Ty didn’t walk until he was two-years-old, nor did he babble as most toddlers do. But then the miracle became evident.

  • His walk turned into a run!

His first words were a sentence. He had the smile and disposition of an angel—the will of a lion. This indomitable child did everything before his older brother from that time on. He swam first, rode a two wheel bike first, and bravely led the pack of neighborhood boys. Ty had many more obstacles and shunt revisions ahead of him, but he faced them with good humor and courage.

Fast forward twenty plus years. Today my son is a college graduate and young executive with UPS. He has far surpassed any dream I ever had for him.
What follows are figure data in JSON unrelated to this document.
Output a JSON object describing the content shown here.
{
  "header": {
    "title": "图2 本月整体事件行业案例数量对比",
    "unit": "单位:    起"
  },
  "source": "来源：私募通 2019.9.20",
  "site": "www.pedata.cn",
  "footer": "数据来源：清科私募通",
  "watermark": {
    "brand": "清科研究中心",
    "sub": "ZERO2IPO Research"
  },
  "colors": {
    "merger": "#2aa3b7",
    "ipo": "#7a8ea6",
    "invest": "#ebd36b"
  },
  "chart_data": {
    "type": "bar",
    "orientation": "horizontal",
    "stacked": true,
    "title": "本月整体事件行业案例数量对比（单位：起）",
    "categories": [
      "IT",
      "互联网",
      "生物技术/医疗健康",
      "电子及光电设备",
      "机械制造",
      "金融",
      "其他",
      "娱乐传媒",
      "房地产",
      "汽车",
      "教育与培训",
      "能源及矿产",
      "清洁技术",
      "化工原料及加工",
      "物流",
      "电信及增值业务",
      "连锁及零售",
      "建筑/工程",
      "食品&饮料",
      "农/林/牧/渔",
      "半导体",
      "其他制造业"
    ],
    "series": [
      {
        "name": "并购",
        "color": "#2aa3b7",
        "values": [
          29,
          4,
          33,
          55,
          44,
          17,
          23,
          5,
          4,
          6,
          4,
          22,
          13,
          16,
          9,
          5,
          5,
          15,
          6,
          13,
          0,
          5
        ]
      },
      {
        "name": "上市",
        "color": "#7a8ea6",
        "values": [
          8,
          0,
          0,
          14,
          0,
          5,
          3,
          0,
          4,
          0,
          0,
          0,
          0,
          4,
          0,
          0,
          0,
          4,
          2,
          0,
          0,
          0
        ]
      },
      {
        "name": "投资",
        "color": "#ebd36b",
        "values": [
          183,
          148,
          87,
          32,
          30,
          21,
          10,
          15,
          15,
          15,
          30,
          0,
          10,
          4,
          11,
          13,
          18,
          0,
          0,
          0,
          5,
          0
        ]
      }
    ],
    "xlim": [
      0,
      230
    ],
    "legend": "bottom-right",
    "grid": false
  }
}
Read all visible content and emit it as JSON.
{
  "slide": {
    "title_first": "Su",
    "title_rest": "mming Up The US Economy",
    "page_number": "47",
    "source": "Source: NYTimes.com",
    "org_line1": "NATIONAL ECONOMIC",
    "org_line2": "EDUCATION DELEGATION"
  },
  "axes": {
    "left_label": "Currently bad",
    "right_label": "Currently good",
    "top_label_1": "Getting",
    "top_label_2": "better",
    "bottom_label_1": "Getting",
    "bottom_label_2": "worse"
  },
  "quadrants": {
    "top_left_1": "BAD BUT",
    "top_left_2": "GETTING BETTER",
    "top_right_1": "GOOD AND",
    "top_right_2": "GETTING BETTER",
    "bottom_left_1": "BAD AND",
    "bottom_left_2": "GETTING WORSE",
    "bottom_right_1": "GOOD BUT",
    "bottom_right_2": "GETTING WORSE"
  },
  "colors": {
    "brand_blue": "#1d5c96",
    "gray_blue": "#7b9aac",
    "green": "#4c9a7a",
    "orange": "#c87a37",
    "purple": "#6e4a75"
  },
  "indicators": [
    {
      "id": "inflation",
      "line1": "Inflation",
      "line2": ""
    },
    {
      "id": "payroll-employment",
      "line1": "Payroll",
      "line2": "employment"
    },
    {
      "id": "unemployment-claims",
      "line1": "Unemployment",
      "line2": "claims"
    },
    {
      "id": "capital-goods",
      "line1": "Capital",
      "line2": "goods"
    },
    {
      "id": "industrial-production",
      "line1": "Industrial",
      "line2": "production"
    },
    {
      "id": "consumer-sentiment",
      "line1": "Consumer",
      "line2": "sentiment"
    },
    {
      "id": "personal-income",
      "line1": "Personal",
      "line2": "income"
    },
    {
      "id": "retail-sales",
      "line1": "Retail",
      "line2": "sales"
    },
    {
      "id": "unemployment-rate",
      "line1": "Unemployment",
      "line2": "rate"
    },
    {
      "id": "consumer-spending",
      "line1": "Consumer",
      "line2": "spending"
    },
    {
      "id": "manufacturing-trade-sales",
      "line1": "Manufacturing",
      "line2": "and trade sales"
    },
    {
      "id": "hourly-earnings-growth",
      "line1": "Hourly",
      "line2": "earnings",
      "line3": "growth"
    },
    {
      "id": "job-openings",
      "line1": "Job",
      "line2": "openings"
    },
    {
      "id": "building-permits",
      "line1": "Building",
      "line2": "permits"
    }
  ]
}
And best of all, Tyler has turned into a compassionate, loving man with a quick smile, engaging sense of humor, and an uncanny aptitude for numbers. He is nothing short of a walking, talking miracle—with a normal CT scan! Yes, his brain has somehow regenerated itself. Another miracle.

So, what did Tyler’s example have to do with my decision to write?

With a couple of miracles under my belt, the very wise influence of my many inspirational mentors, and a good measure of trial by fire, I finally came to terms with my own life. Now the proverbial writing was on the wall in huge bold, flashing letters that not even I could miss (pun intended). If I could survive cancer . . . if Tyler could triumph over horrific challenges and prosper . . . I could be a writer. I may never sell a copy of a book, but I’m a writer, nonetheless.

Finally, I get it! I claim it!

I’m obviously a late bloomer, having taken the long way ‘round, but I’ve finally blossomed—full of hope, positive, and confident. I am a writer, born.


Thank you so much, Cynthia, for sharing this story of warmth,
passion, and inspiration here in SunnyRoomStudio.